泣いていたのは、僕だった。
錆びた金属音を立ててドアが開く。
暗い室内。
この部屋には誰もいないようだ。
「静の奴、二階かな?」
「翔一、油断しないでね。」
「分かってるって」
二階へ続く階段は右手側奥に設置されていた。
僕が前を歩いて、一段一段上がっていく。
息を殺して、二階の扉の前に立つ。
目配せをして、翔一と頷き合う。
それを合図にドアを蹴破った。
中は何もない、空っぽの部屋だった。
「誰も………いない?」
逃げたのか?
いや、まさか………。
「――痛っ………!?」
「――――!?」
後方からの翔一の声に銃を構えて、振り返る。
「………静」
「はーい、油断大敵だよ。
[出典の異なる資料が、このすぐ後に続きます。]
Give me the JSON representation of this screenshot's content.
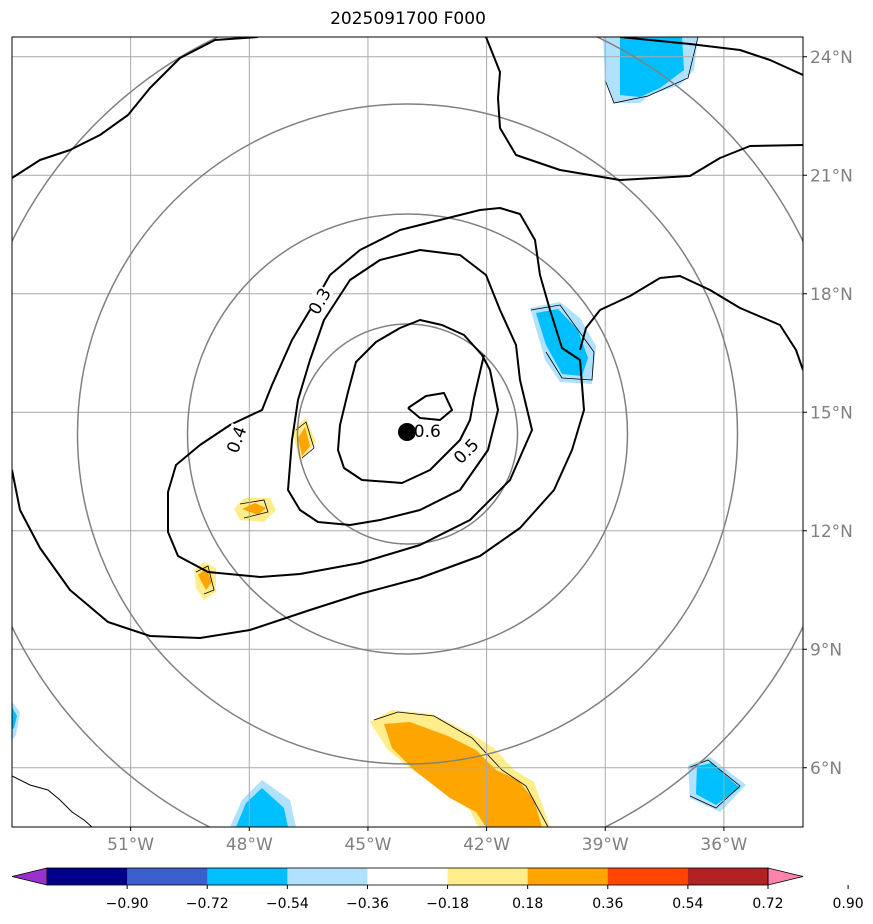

」
翔一の両手を拘束して、静自身は翔一の陰に隠れている。
「何だよ、これ!?外せよ!人を盾にすんな!!」
「えー?だって怪我したくないし。あ、力任せに引っ張っても無駄だよ。それ本物の手錠だから。」
「ふざけんな!はーずーせー!!」
「本当に元気いいね。でも、ちょっとうるさいかな。」
こめかみに銃を当てられて、翔一は口を閉ざした。